Foto: Raphael Alves / Arquivo TJAM

O Conselho de Magistratura do Tribunal de Justiça do Amazonas (TJAM) determinou que o Governo do Estado realize obras de infraestrutura para melhorar as condições da escola estadual Rilton Leal Filho, localizada no bairro Armando Mendes, zona Leste de Manaus.

A decisão foi dada em um recurso de apelação ingressado pelo Governo e negado pelo TJAM.

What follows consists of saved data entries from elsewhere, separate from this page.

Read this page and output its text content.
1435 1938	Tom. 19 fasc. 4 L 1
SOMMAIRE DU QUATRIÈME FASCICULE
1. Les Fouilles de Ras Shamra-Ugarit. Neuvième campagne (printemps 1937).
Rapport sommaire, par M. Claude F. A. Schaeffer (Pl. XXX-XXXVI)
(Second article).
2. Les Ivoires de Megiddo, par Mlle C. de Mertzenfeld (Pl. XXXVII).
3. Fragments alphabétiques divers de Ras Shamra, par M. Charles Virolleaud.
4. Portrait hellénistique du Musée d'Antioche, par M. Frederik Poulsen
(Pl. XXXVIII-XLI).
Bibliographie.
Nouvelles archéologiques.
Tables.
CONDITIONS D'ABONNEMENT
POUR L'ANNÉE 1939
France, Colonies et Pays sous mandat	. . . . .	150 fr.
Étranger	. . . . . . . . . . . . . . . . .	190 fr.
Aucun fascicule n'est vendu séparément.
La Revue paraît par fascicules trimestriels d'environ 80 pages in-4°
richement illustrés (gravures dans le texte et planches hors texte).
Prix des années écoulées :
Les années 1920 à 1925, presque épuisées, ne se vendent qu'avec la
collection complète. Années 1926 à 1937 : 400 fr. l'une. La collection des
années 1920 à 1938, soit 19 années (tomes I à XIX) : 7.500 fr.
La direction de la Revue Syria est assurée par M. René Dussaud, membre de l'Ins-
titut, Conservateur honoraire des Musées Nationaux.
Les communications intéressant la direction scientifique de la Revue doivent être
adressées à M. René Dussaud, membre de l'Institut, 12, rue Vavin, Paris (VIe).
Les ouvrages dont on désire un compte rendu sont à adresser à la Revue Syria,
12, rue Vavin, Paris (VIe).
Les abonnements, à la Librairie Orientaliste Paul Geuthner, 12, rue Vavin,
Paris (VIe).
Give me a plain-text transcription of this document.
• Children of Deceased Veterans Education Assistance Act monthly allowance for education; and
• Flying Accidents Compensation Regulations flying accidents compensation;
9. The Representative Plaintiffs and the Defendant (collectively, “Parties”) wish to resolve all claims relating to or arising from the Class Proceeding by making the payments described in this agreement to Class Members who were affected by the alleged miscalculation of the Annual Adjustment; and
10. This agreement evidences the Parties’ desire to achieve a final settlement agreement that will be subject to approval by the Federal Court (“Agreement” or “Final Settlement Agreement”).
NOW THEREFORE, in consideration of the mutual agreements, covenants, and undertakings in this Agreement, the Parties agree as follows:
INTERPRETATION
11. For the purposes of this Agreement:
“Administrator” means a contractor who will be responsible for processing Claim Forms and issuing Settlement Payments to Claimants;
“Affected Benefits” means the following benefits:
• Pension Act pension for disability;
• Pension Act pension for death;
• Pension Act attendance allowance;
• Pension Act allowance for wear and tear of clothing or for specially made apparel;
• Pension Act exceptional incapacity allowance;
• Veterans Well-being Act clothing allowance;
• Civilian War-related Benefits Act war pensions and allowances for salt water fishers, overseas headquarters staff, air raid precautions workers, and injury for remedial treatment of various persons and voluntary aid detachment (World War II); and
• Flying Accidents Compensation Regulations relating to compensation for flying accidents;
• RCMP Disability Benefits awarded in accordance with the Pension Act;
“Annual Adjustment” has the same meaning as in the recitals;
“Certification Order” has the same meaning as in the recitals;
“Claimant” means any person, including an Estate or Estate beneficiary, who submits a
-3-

No relatório de inspeção presente nos autos, o Ministério Público do Estado (MPE) detectou que o prédio onde funciona a unidade educacional não havia sido devidamente adequado para a escola, as salas de aula são pequenas para acomodar o número de alunos e sem iluminação adequada, com alagamentos quando chove, além de pavilhões recém-construídos sem instalações sanitárias, ausência de refeitório, cozinha sem ventilação, bebedouros com vazamento, cantina privada comercializando produtos e higiene precária do prédio.

Os apontamentos do relatório de inspeção foram realizados por técnicos do Conselho de Alimentar (CAE), do Conselho Estadual de Educação (CEE), do Departamento de Vigilância Sanitária (DVISA) e do Corpo de Bombeiros Militar do Amazonas (CBMAM).

Em contestação, a Procuradoria-Geral do Estado (PGE) pediu pela extinção do processo e afirmou que “o Poder Judiciário não detém competência constitucional para escolher políticas públicas ou para deliberar sobre o tempo ou sobre o modo de sua implementação pelo Governo do Estado”.

A PGE também citou limitações orçamentárias do Executivo e acrescentou que o gerenciamento da rede escolar “impõe a escolha, pelo governante, acerca da política pública a ser concretizada, até porque a rede estadual de ensino é composta de 208 estabelecimentos de ensino só na capital, sem contar as diversas escolas distribuídas no interior do Estado”.

Em seu voto, o relator da apelação, desembargador Jomar Saunders Fernades, refutou os argumentos da PGE.

“Em situações excepcionais, é possível que o Poder Judiciário ingresse no âmbito de discricionariedade da Administração, determinando a realização de medidas positivas que visem assegurar direitos constitucionalmente reconhecidos como primordiais, sem que isso represente violação ao Princípio da Separação dos Poderes”, disse.

Com informações da assessoria do TJAM.